Kedua karya ini menceritakan peristiwa besar, pelik, rumit dan abu-abu melalui sudut pandang anak kecil yang terlalu muda untuk memahami kejadian di sekitarnya tapi jelas merasakan akibatnya. Tupu kehilangan ayah yang mereka cintai, pelindung mereka dan pada saat yang sama juga kehilangan kedamaian dalam hidup.
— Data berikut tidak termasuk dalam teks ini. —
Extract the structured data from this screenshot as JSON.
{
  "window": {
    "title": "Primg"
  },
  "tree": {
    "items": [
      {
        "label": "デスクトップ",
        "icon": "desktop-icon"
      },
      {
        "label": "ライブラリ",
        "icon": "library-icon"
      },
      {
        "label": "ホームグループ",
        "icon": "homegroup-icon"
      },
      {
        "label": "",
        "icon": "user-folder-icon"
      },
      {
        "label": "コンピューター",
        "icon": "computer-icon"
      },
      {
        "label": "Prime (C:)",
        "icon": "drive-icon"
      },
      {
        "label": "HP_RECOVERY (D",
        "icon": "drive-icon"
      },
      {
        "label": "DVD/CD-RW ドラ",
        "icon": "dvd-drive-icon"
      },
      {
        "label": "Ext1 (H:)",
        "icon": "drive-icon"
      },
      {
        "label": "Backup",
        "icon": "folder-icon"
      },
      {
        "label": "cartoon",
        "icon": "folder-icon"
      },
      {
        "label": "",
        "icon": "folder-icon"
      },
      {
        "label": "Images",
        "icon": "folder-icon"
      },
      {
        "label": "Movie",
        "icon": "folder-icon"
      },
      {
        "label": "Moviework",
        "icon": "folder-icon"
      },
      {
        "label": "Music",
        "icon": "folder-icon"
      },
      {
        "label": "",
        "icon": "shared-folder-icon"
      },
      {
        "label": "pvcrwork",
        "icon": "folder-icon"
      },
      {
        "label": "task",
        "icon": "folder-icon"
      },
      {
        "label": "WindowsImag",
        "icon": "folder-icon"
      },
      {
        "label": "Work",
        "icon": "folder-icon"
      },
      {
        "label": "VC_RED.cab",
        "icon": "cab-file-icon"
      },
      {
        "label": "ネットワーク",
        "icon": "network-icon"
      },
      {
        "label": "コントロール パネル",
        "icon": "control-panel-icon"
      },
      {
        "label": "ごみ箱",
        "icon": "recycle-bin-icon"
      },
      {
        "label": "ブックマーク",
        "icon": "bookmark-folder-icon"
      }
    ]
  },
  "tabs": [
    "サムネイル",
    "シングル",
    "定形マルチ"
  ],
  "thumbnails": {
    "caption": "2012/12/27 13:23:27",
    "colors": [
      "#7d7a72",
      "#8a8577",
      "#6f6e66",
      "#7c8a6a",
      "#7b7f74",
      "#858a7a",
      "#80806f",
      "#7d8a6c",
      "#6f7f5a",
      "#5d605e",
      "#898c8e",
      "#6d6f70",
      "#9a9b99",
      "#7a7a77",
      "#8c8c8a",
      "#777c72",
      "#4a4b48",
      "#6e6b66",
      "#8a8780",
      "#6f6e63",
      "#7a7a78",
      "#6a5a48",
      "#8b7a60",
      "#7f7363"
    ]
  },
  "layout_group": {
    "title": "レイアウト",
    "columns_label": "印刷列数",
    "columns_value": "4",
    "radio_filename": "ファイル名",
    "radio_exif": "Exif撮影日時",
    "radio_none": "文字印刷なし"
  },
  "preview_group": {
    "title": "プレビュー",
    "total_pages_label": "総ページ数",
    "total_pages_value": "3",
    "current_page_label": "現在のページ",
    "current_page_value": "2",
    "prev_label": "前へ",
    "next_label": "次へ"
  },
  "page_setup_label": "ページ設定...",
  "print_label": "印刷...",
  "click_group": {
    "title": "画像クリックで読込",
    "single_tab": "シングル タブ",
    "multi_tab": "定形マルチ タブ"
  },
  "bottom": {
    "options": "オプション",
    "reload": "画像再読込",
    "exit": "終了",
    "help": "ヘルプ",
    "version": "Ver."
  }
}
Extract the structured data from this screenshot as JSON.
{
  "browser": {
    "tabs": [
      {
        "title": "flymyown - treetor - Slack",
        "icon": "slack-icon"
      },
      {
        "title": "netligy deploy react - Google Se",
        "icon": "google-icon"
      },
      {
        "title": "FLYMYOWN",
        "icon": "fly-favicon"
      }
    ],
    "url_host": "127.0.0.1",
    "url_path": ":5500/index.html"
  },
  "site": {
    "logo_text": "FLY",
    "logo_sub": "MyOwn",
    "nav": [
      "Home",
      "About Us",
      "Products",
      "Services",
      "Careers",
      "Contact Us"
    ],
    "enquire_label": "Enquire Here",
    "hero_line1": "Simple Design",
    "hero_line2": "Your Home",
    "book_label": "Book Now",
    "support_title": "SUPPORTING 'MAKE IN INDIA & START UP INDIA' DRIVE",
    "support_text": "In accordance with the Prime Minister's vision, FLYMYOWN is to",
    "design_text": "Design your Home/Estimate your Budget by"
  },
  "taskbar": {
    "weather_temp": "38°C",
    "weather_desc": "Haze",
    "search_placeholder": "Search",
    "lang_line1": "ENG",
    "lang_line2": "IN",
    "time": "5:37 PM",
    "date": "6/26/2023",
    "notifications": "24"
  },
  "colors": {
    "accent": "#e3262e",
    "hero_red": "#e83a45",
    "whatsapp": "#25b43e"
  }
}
Namun, di situlah letak kekuatan Mwarthirika. Tanpa melupakan kisah eksekusi terhadap orang-orang yang dituduh anggota Partai Komunis Indonesia (PKI) -misalnya salah satu adegan menunjukkan orang-orang “kiri” dibariskan dengan jempol terikat lalu ditembak dicemplungkan ke kali, stigmatisasi terhadap pengikut PKI dan keturunannya dengan simbol cap merah di kepala boneka-boneka, dan penangkapan orang-orang yang rumahnya diberi tanda segitiga merah- pertunjukan ini seperti menegaskan bahwa sejarah bukan sekadar narasi soal pahlawan dan penjahat.
Maria dan Iwan mengangkat kepedihan orang-orang usai hari-hari paling kelam dalam sejarah Indonesia melalui peristiwa yang terlalu sulit diungkapkan dengan bahasa tapi berhasil meresap ke ulu hati penonton.
Dan sejarah pada akhirnya –seperti kata mereka- bukan tentang siapa yang membunuh siapa. Tapi sejarah kehilangan dan kehilangan sejarah dalam hidup kita. Bukankah kalau kita tahu tentang apa yang terjadi di masa lalu, maka kita bisa memahami kenapa kita berdiri di sini sekarang, dan mau pergi kemana di masa mendatang?.